O exame necroscópico de Maria Clara Aguirre Lisboa, de cinco anos, apontou que a causa da morte foi asfixia mecânica por soterramento, em Itapetininga (SP). De acordo com o laudo, a criança ainda apresentava sinais vitais no momento em que foi enterrada.
A análise técnica identificou a presença de terra na traqueia, evidência de que a vítima respirava enquanto era soterrada. O documento também registrou traumatismo craniano, compatível com agressões anteriores à ocultação do corpo.
Ocultação do corpo e confissão
Maria Clara foi encontrada no dia 14 de outubro de 2025, enterrada em uma cova rasa coberta por concreto nos fundos da residência onde vivia com a mãe, Luiza Aguirre Barbosa da Silva, e o padrasto, Rodrigo Ribeiro Machado.
Após serem localizados pela Polícia Civil, ambos foram presos e admitiram participação no crime durante interrogatório. Eles confessaram ter matado a criança e, posteriormente, ocultado o corpo com o uso de concreto.
A perícia estima que o corpo permaneceu enterrado por cerca de 20 dias, o que situa o crime no fim de setembro. As investigações indicam que a ocultação ocorreu dois dias após a morte.
Desaparecimento e denúncias ignoradas
O desaparecimento da menina passou a ser investigado após a avó paterna procurar o Conselho Tutelar no início de outubro.

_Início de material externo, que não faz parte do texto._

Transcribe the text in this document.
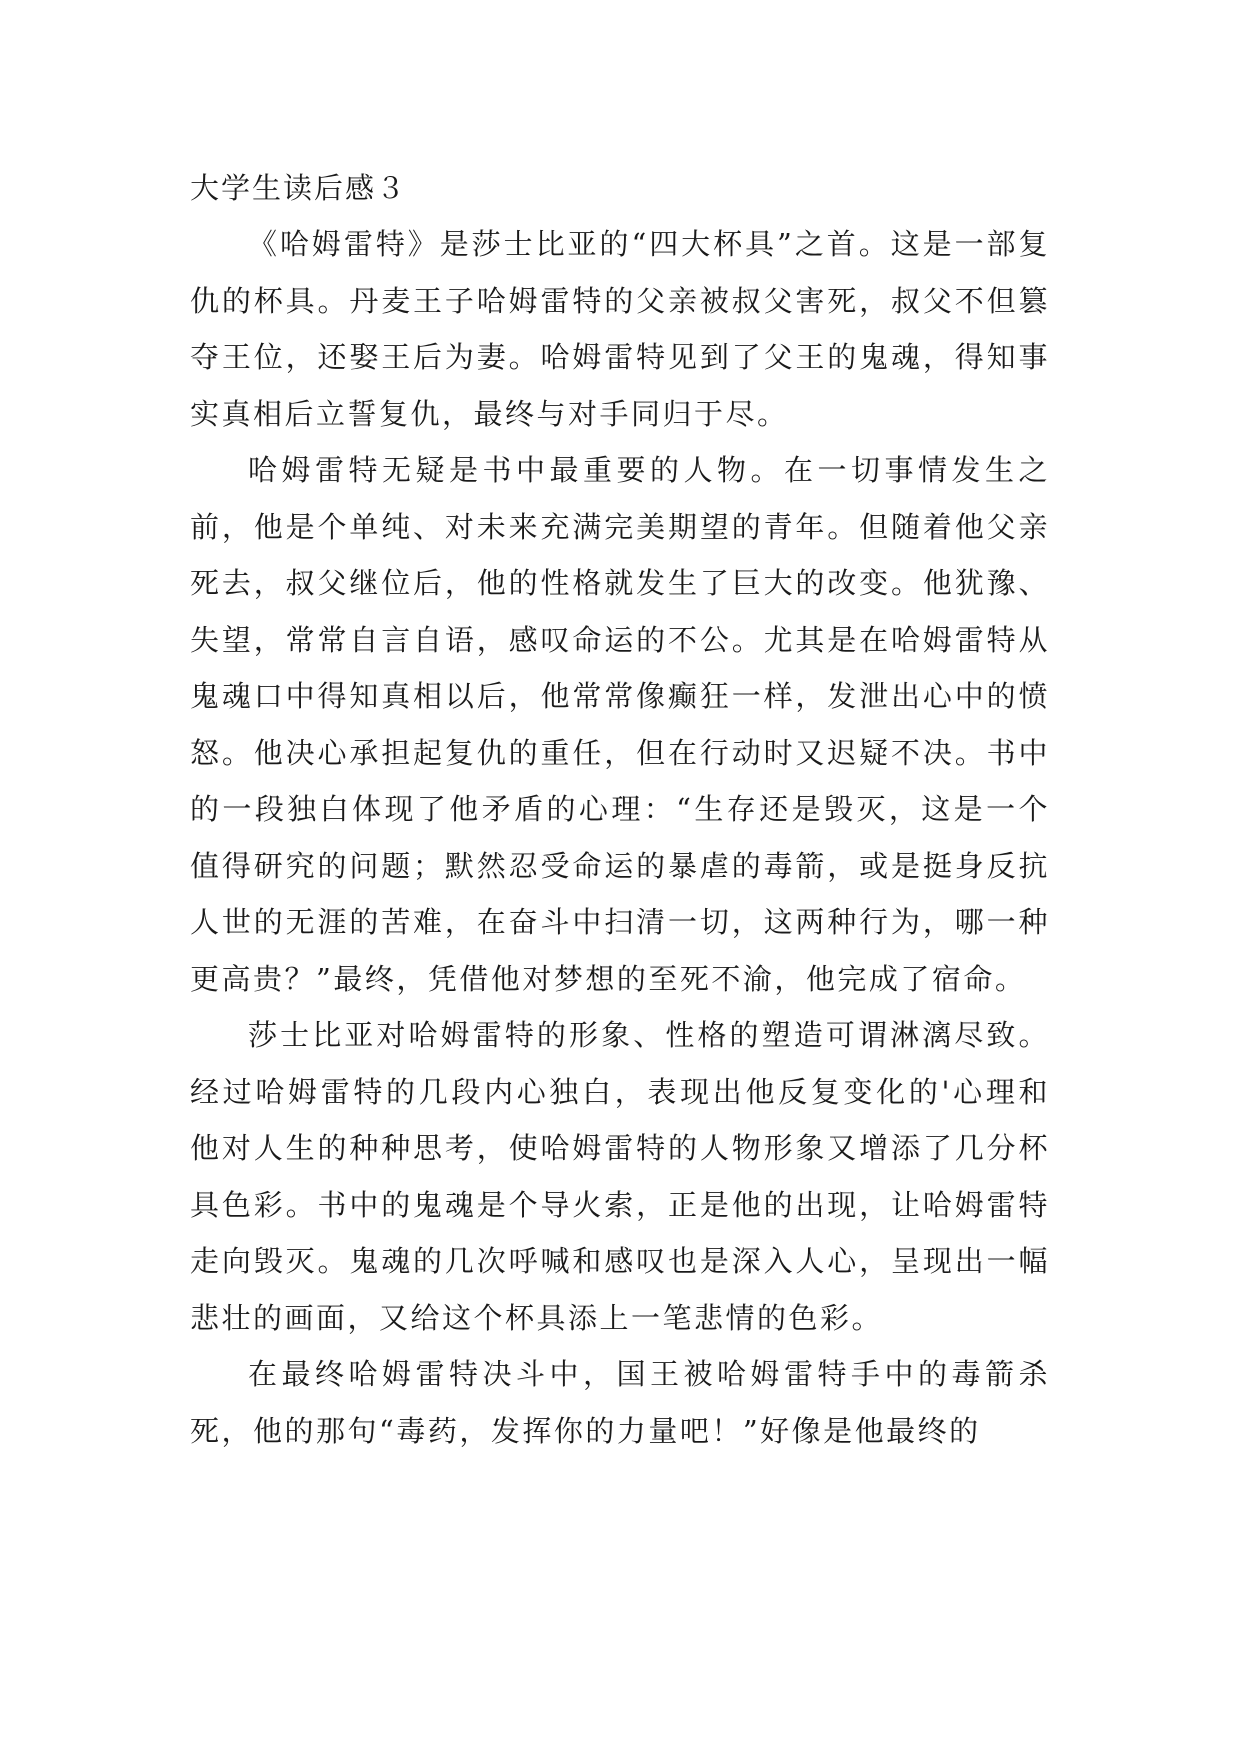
大学生读后感３

《哈姆雷特》是莎士比亚的“四大杯具”之首。这是一部复仇的杯具。丹麦王子哈姆雷特的父亲被叔父害死，叔父不但篡夺王位，还娶王后为妻。哈姆雷特见到了父王的鬼魂，得知事实真相后立誓复仇，最终与对手同归于尽。

哈姆雷特无疑是书中最重要的人物。在一切事情发生之前，他是个单纯、对未来充满完美期望的青年。但随着他父亲死去，叔父继位后，他的性格就发生了巨大的改变。他犹豫、失望，常常自言自语，感叹命运的不公。尤其是在哈姆雷特从鬼魂口中得知真相以后，他常常像癫狂一样，发泄出心中的愤怒。他决心承担起复仇的重任，但在行动时又迟疑不决。书中的一段独白体现了他矛盾的心理：“生存还是毁灭，这是一个值得研究的问题；默然忍受命运的暴虐的毒箭，或是挺身反抗人世的无涯的苦难，在奋斗中扫清一切，这两种行为，哪一种更高贵？”最终，凭借他对梦想的至死不渝，他完成了宿命。

莎士比亚对哈姆雷特的形象、性格的塑造可谓淋漓尽致。经过哈姆雷特的几段内心独白，表现出他反复变化的'心理和他对人生的种种思考，使哈姆雷特的人物形象又增添了几分杯具色彩。书中的鬼魂是个导火索，正是他的出现，让哈姆雷特走向毁灭。鬼魂的几次呼喊和感叹也是深入人心，呈现出一幅悲壮的画面，又给这个杯具添上一笔悲情的色彩。

在最终哈姆雷特决斗中，国王被哈姆雷特手中的毒箭杀死，他的那句“毒药，发挥你的力量吧！”好像是他最终的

Segundo registros, o órgão já acompanhava a família devido a um episódio anterior envolvendo ameaça do padrasto contra a mãe da criança.
O boletim de ocorrência aponta que não havia contato com a mãe desde agosto, e o desaparecimento foi oficialmente comunicado à Polícia Civil em 8 de outubro.
Descoberta do corpo e novas evidências
Durante as buscas, a polícia localizou o corpo em avançado estado de decomposição, com marcas de violência provocadas por objeto contundente, possivelmente uma ferramenta.
No mesmo dia da descoberta, Luiza e Rodrigo foram encontrados e confessaram o crime. Em 15 de outubro, um áudio enviado pelo padrasto ao pai da criança veio a público. Na gravação, ele afirma que Maria Clara estava morta e que isso encerraria qualquer vínculo entre eles, além de pedir que o pai “pare de incomodar”.
De acordo com a avó paterna, a mensagem foi enviada cerca de duas semanas antes da localização do corpo.
Prisão e andamento do processo
Após audiência de custódia, a Justiça determinou a manutenção da prisão preventiva dos suspeitos. Luiza foi encaminhada à unidade prisional de Votorantim (SP), enquanto Rodrigo foi levado ao presídio de Capão Bonito (SP).
Ambos respondem por homicídio qualificado e ocultação de cadáver. A audiência de instrução foi marcada para o dia 19 de maio e irá definir se o caso será submetido a júri popular.
Histórico de violência
O delegado responsável pelo caso, Franco Augusto, afirmou que a criança era submetida a agressões frequentes. Segundo ele, o padrasto possuía antecedentes criminais e exercia violência psicológica e física tanto contra a menina quanto contra a mãe.
Sepultamento sem velório
O sepultamento de Maria Clara ocorreu na tarde de 15 de outubro, no Cemitério Colina da Paz. Em razão do estado do corpo, não houve velório. Apenas familiares do pai biológico estiveram presentes na cerimônia.